Jakarta (ANTARA) - Wakil Menteri Kesehatan Dante Saksono Harbuwono mengatakan bahwa hipotiroid kongenital akan meningkatkan risiko kelainan yang berakibat pada penurunan kecerdasan dan tumbuh kembang pada anak.
 

Ia mengatakan, kesadaran dan pengetahuan masyarakat mengenai kelainan tiroid masih minim. Berdasarkan pengalamannya saat berpraktik, Dante beberapa kali menemukan pasien dengan penyakit tiroid namun tanpa ada gejala dan baru teridentifikasi setelah dilakukan pemeriksaan kesehatan (medical check up). 

“Kelainan tumbuh kembang anak, misalnya. Yang anaknya stunting, mungkin anaknya kurang tinggi kecerdasannya atau kecerdasannya rendah di sekolah. Ternyata dia menderita hipotiroid pada anak-anak,” kata Dante dalam acara peluncuran White Paper Thyroid di Jakarta, Selasa.  

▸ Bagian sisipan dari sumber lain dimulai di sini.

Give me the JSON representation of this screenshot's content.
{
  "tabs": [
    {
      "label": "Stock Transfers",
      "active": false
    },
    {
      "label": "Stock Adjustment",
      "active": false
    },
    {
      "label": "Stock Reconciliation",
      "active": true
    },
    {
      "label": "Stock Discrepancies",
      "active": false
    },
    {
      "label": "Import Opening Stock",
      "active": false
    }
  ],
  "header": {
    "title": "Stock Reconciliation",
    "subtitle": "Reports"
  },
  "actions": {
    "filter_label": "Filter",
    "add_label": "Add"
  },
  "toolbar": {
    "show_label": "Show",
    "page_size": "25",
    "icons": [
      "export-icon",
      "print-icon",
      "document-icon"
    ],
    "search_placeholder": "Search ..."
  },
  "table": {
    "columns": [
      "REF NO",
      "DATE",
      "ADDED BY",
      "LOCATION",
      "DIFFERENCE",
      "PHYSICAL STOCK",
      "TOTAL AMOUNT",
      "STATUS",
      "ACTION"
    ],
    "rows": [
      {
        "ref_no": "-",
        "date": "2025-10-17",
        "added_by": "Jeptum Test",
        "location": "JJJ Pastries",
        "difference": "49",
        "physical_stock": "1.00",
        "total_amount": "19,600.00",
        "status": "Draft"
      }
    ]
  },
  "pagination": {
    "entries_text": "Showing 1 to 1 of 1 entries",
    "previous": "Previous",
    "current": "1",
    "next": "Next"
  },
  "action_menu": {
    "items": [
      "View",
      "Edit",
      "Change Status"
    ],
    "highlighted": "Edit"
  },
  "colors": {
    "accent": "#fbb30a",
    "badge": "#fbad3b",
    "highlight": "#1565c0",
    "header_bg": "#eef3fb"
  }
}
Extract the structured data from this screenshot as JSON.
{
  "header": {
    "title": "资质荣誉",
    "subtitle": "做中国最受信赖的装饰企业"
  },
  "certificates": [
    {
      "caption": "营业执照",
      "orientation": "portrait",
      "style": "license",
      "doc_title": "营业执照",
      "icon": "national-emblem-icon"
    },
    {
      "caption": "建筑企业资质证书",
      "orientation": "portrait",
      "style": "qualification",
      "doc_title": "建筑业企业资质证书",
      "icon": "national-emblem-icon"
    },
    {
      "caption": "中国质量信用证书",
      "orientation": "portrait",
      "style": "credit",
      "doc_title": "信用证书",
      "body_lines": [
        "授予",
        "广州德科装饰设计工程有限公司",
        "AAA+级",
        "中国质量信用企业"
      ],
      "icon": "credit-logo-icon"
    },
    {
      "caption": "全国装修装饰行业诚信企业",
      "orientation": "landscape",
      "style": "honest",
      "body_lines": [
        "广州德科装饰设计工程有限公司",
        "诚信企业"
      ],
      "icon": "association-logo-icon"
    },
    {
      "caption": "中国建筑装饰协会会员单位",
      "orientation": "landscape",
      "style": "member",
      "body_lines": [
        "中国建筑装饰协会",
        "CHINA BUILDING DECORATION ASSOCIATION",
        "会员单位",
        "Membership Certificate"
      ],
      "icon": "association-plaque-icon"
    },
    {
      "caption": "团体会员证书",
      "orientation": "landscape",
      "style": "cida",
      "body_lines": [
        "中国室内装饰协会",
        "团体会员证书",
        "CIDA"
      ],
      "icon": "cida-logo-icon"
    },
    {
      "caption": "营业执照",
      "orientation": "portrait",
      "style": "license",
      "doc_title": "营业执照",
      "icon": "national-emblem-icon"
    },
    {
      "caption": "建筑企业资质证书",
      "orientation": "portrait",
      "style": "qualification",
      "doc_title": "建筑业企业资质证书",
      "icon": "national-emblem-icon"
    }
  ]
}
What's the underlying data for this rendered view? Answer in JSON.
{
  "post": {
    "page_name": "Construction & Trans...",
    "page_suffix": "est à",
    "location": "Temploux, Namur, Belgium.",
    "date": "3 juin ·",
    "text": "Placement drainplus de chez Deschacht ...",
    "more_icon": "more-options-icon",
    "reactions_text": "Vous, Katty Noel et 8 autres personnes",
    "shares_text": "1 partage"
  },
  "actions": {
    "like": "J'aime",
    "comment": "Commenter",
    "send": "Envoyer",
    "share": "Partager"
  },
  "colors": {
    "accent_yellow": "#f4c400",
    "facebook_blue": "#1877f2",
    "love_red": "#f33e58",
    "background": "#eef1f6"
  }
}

Dante mengatakan, Kementerian Kesehatan (Kemenkes) melakukan deteksi hipotiroid kongenital bekerja sama dengan International Pediatric Association (IPA). Pada tahun 2023, sekitar 1,2 juta bayi telah diskrining untuk mendeteksi hipotiroid kongenital. Jumlah tersebut terus berprogres hingga pada awal November tahun ini, catat Dante, sebanyak 1,7 juta bayi sudah diskrining untuk hipotiroid kongenital.   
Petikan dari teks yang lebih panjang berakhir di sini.